Two weeks ago I returned to New Zealand and hit the ground running. I landed about midnight on Sunday and got bombarded with new assignments in class the very next morning. I’ve moved flats and am now house sitting in a real house with two fantastic flatmates from Christian Union, the campus ministry we’re all a part of (more on that awesome situation and the lack of NZ housing insulation in a future blog post). I’ve hosted an amazing couchsurfer (also deserving of its own post), gone tramping, and returned to UCanDance.
In the last month, there have been 331 earthquakes in the Canterbury region. No worries — most of them aren’t noticeable. Much like California, the threat of earthquakes are a reality one must accept throughout New Zealand. But since I arrived in January, I easily recall four pretty strong ones. The latest – a 4.3 with only a 5 km depth (the shallower it is the more you feel it) – woke up the whole city at 3:30 in the morning this past Sunday…not the best start to the work week. This past Valentine’s Day I was sitting at my desk writing a paper when a 5.7 quaker rumbled through for several seconds. So much for drop, cover, and hold. I just kind of froze, glued to the spot as my mind processed what was happening.

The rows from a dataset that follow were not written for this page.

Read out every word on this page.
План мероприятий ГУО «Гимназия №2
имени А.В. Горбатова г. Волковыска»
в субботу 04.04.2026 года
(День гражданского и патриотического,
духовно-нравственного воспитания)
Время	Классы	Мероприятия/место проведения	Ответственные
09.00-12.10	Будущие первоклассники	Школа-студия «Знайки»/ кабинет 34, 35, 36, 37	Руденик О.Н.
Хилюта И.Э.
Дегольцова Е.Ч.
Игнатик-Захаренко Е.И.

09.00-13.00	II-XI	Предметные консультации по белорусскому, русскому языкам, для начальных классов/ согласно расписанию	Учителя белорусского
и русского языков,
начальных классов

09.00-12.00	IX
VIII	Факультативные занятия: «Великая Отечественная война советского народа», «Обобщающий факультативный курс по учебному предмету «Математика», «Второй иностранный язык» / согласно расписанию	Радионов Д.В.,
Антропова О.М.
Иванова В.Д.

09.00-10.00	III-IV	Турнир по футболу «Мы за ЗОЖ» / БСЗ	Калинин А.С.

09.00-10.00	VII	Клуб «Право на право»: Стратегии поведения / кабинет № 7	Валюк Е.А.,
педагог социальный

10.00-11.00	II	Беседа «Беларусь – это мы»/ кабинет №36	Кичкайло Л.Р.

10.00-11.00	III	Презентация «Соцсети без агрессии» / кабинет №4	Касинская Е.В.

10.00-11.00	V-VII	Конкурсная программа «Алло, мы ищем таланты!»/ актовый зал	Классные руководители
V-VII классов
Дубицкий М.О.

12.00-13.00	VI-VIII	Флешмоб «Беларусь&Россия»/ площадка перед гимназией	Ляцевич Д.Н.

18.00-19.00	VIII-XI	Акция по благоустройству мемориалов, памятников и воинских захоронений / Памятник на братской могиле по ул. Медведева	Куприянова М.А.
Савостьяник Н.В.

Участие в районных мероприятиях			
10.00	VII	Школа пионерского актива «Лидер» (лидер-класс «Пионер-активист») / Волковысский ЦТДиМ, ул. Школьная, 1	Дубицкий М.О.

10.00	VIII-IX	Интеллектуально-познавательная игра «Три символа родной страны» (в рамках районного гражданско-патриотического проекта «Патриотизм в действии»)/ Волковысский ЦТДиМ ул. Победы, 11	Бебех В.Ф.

Halfway through our three-hour class one day this past week, my classmates and I sat in a circle on the grass outside during our break. The sun shone brightly and the mood was light. As I looked around, I noticed a pattern in the snacking.
“What’s the deal with the bananas today? Like five of you are eating one.”
Julie laughed at me. “Ban-ayh-nah. You say it so funny, Jess. It’s cute.”
Unlike me, kiwis say “bah-nah-nah.”
My social media feeds may portray weekend tramping adventures, but, just so you’re not fooled, I’m still a full-time grad student. My Master of Teaching and Learning coursework at the University of Canterbury started three weeks ago, and I love that facet of life here too.
I’ve got just as much of an academic-prone mind as I do a mountain soul, and it feels really good to be back in a learning environment. My 22 other classmates and I come from a variety of professional, geographic, and generational backgrounds, but we’re all bright and have landed in this course because we are passionate about helping young people.